【マンガ】「大人の発達障害」を同僚に告白…待ち受けていた「予想外の言葉」

『リエゾン』の試し読みつき

浸透しはじめた「大人の発達障害」、だが…

「大人の発達障害」という言葉が、世間に浸透し始めて久しい。

書店には「大人の発達障害」というタイトルの本があふれ、ネットでは「自分で行えるチェックリスト」と銘打った記事を見かける。

そんな中で「大人の発達障害」を抱えながらも、児童精神科医として賢明に患者と向き合う女性医師を主人公にしたマンガがある。週刊モーニングで連載中の『リエゾンーこどものこころ診療所ー』だ。

リエゾン ―こどものこころ診療所―リエゾン ―こどものこころ診療所―

先日、第2巻が発売されたばかりの同作品。その最新刊の中で、主人公の遠野志保が昔の同僚に「大人の発達障害をカミングアウトする」というエピソードが収録されており、「告白した」志保と「告白された」元同僚たちのすれ違いが描かれている。

勇気を振り絞って告白した当事者と、悪気はないもののどこか他人事の同僚たち。どこにでもあるこの難題について、今回はぜひ考えてみたい。

 

カミングアウトすることの意義

まずは簡単に話を振り返っておく。リエゾンの主人公・遠野志保は小児科の研修医。明るい性格でやる気もあって、医師としての素質は十分なのだが、昔から遅刻や忘れ物がなくならない。

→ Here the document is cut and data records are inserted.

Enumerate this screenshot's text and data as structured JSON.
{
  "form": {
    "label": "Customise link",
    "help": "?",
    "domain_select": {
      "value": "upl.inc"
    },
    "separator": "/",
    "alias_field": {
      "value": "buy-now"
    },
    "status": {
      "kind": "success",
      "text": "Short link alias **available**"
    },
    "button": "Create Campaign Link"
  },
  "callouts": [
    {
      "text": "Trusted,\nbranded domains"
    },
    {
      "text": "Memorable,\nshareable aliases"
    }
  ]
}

医療現場では少しのミスが人命に大きく関わってくる。見かねた研修担当医の指示で、志保は系列の小さなクリニックに飛ばされてしまう。

赴任先で待ち受けていたのは、風変わりな児童精神科医の佐山だった。そこで志保は「大人の発達障害」の疑いがあると告げられるーー。

最初は受け入れられなかった志保だが、佐山と共に様々な事情を抱える患者と接するうちに、徐々にその事実を受け入れられるように。

そしてついに、学生時代のバイト先の元同僚たちに、「たくさん迷惑をかけた理由」として、「大人の発達障害」であることをカミングアウトする。